We will all miss you my beloved friend and intellectual partner. The void you left behind cannot be filled. But we will carry on, and through our continuing efforts in the field of transcultural studies, we will strive to stay true to and advance your philosophical approach, and in doing so, stay close to you.
[1] Karl Jaspers, Vom Ursprung und Ziel der Geschichte (Munich: Piper, 1949), 18–42; Karl Jaspers, The Origin and Goal of History, trans. Michael Bullock (London: Routledge & Kegan Paul, 1953), 1–21.
[2] Alfred Weber, Das Tragische und die Geschichte (Munich: Piper, 1943).
[3] Thomas Sturm, “‘Rituale sind wichtig’: Hans-Goerg Gadamer über Chancen und Grenzen der Philosphie,” Der Spiegel 2000.8 (Feburary 21, 2000): 305.
[4] Wendell L. Willkie, One World (New York: Simon and Schuster, 1943).
[5] Rudolf Wagner, “Wendell Willkie, competing for the US presidency with F. D. Roosevelt in 1940 on an isolationist platform, switched sides after his defeat, and was sent off by FDR in a government plane to present a survey of the state of the world. In a fine example of the importance of war in transcultural interactions, he came back with the assessment that the people all over the world, including the colonies, had awoken, were ready for, and eager for a cooperation and development within ‘one world.’ His book, which was wildly popular in the US at the time because given the strict censorship it presented a very rare first hand report about many sites of war (Egypt, Russia, China), actually is the first to come up with the term ‘united nations’.” Email to Monica Juneja and Catherine Yeh, December 16, 2014.
[6] Ernst Jünger, Der Friede: Ein Wort an die Jugend Europas; ein Wort an die Jugend der Welt (n.p.: self published, 1945 × 1947).
[7] Rudolf Wagner, “Asymmetry in Transcultural Interaction,” in Engaging Transculturality: Concepts, Key Terms, Case Studies, edited by Laila Abu-Er-Rub et al. (Abingdon: Routledge, 2019) 15–38.
[8] Peter Wohlleben, The Hidden Life of Trees: What They Feel, How They Communicate: Discoveries from a Secret World, trans.
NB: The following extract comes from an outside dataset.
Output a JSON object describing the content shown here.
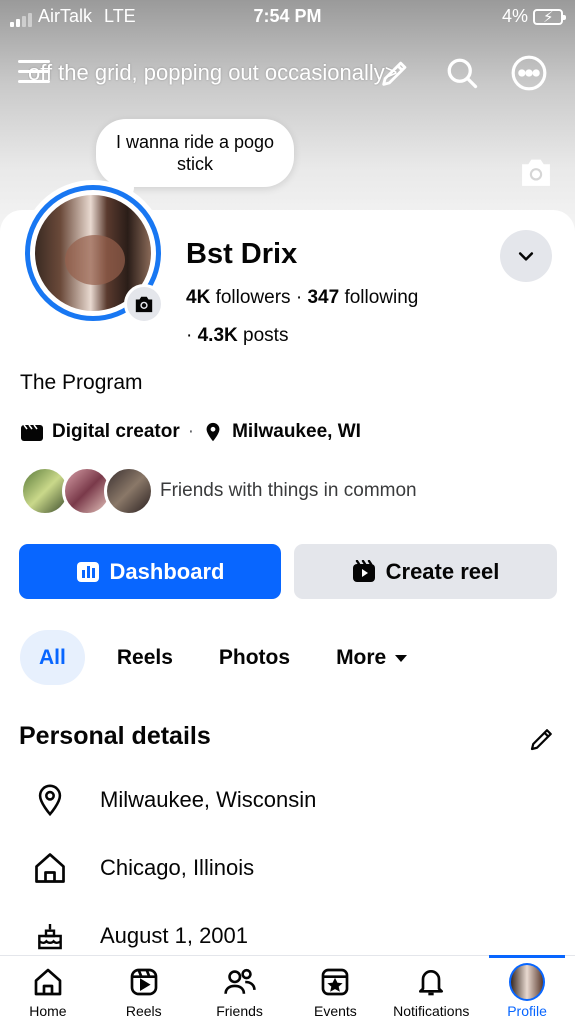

Jane Billinghurst (Vancouver: Greystone Books, 2016).
[9] Rudolf Wagner’s lecture, “Of Trees and the Wood, Cultures and CULTURE,” given at the International Workshop: “Recalibrating Culture – Reconfiguring the (Trans-)Cultural,” Heidelberg Centre for Transcultural Studies, University of Heidelberg, November 22–23, 2018. In this lecture, Wagner also discussed in great detail “The Culture of Nature,” which I did not include in this article.